1. If you wish to put any sort of dynamic data into a URL, you need to pass it through urlencode(). If you don't, characters like '#' or '?' will disrupt the normal URL semantics. urlencode() will prevent this by escaping them with %XX syntax. Note that Drupal paths (e.g. 'node/123') are passed through urlencode() as a whole since Drupal 4.7 so you don't need to urlencode individual parts of it. This convenience does not apply to other parts of the URL like GET query arguments or fragment identifiers.
2. When using user-submitted URLs in a hyperlink, you need to use check_url() rather than just check_plain(). check_url() will call check_plain(), but also perform additional XSS checks to ensure the URL is safe for clicking on.

Note that all Drupal functions which return URLs (url(), request_uri(), etc.) output plain URLs which have not been HTML escaped in any way (in other words, they are plain-text). Remember to use check_url() to escape them when outputting HTML (or XML). Don't use check_url() in situations where a real URL is expected, e.g. in the HTTP Location: ... header.

In practice

All the rules above can be summed up quite easily: no piece of user-submitted content should ever be placed as-is into HTML. If you are unsure of whether this is the case, you can always test it by submitting a piece of text like <u>xss</u> into your module's fields.
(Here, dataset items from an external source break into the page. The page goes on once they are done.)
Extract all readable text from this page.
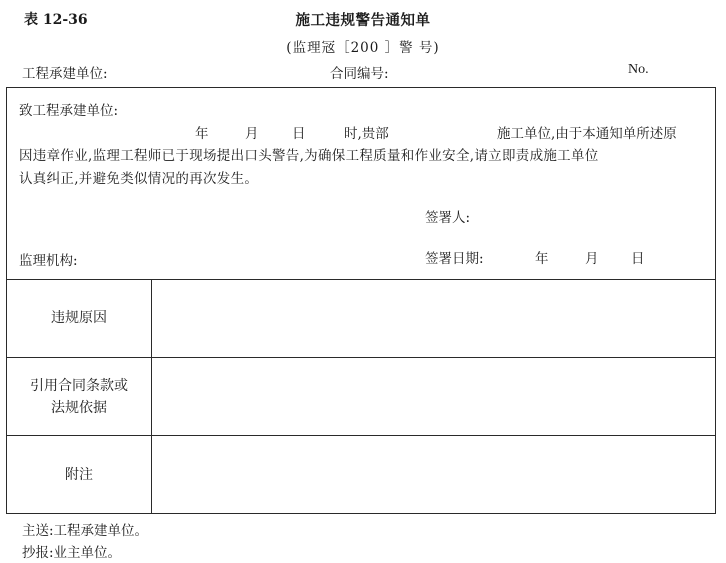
表 12-36	施工违规警告通知单
(监理㓂［200 ］警 号)
工程承建单位:	合同编号:	No.
致工程承建单位:
年	月 日	时,贵部	施工单位,由于本通知单所述原
因违章作业,监理工程师已于现场提出口头警告,为确保工程质量和作业安全,请立即责成施工单位
认真纠正,并避免类似情况的再次发生。
签署人:
监理机构:	签署日期:	年	月 日
违规原因
引用合同条款或
法规依据
附注
主送:工程承建单位。
抄报:业主单位。
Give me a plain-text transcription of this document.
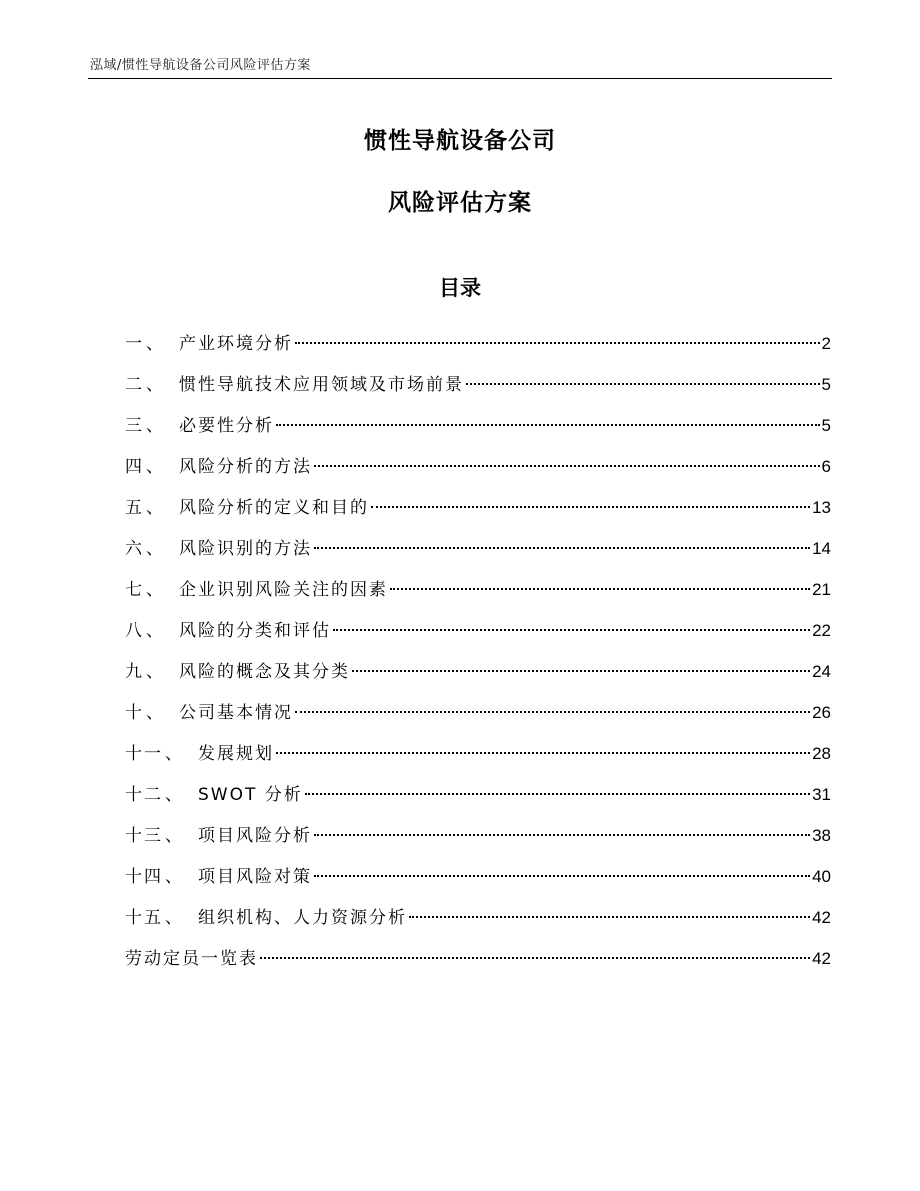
泓域/惯性导航设备公司风险评估方案
惯性导航设备公司
风险评估方案
目录
一 、 产业环境分析	2
二 、 惯性导航技术应用领域及市场前景	5
三 、 必要性分析	5
四 、 风险分析的方法	6
五 、 风险分析的定义和目的	13
六 、 风险识别的方法	14
七 、 企业识别风险关注的因素	21
八 、 风险的分类和评估	22
九 、 风险的概念及其分类	24
十 、 公司基本情况	26
十一 、 发展规划	28
十二 、 SWOT 分析	31
十三 、 项目风险分析	38
十四 、 项目风险对策	40
十五 、 组织机构、人力资源分析	42
劳动定员一览表	42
If the text comes out underlined or mangles existing tags, you know you have a problem.

Here are some examples of good and bad code. $title, $body and $url are assumed to be user-submitted fields containing a title, a piece of marked up text and a URL respectively. They are fresh from the database and thus contain exactly what the user submitted without any changes.

Bad:
<?php print '<tr><td>$title</td><td>'; ?>
<?php print '<a href="/..." title="$title">view node</a>'; ?>

Good (the title is plain-text and may not be placed into HTML as is):
<?php print '<tr><td>'. check_plain($title) .'</td></tr>'; ?>
<?php print '<a href="/..." title="'. check_plain($title) .'">view node</a>'; ?>

Bad:
<?php print l(check_plain($title), 'node/'. $nid); ?>

Good (l() already contains a check_plain() call by default):
<?php print l($title, 'node/'. $nid); ?>

Bad:
<?php print '<a href="/$url">'; ?>
<?php print '<a href="/'. check_plain($url) .'">'; ?>

Good (URLs must be checked with check_url()):
<?php print '<a href="/'. check_url($url) .'">'; ?>

Writing filters

When writing a filter which translates from another markup language into HTML, you need to ensure you don't open any holes yourself. Generally, the same rules apply: check URLs with check_url() and ensure no literal HTML can be injected by escaping appropriately using check_plain().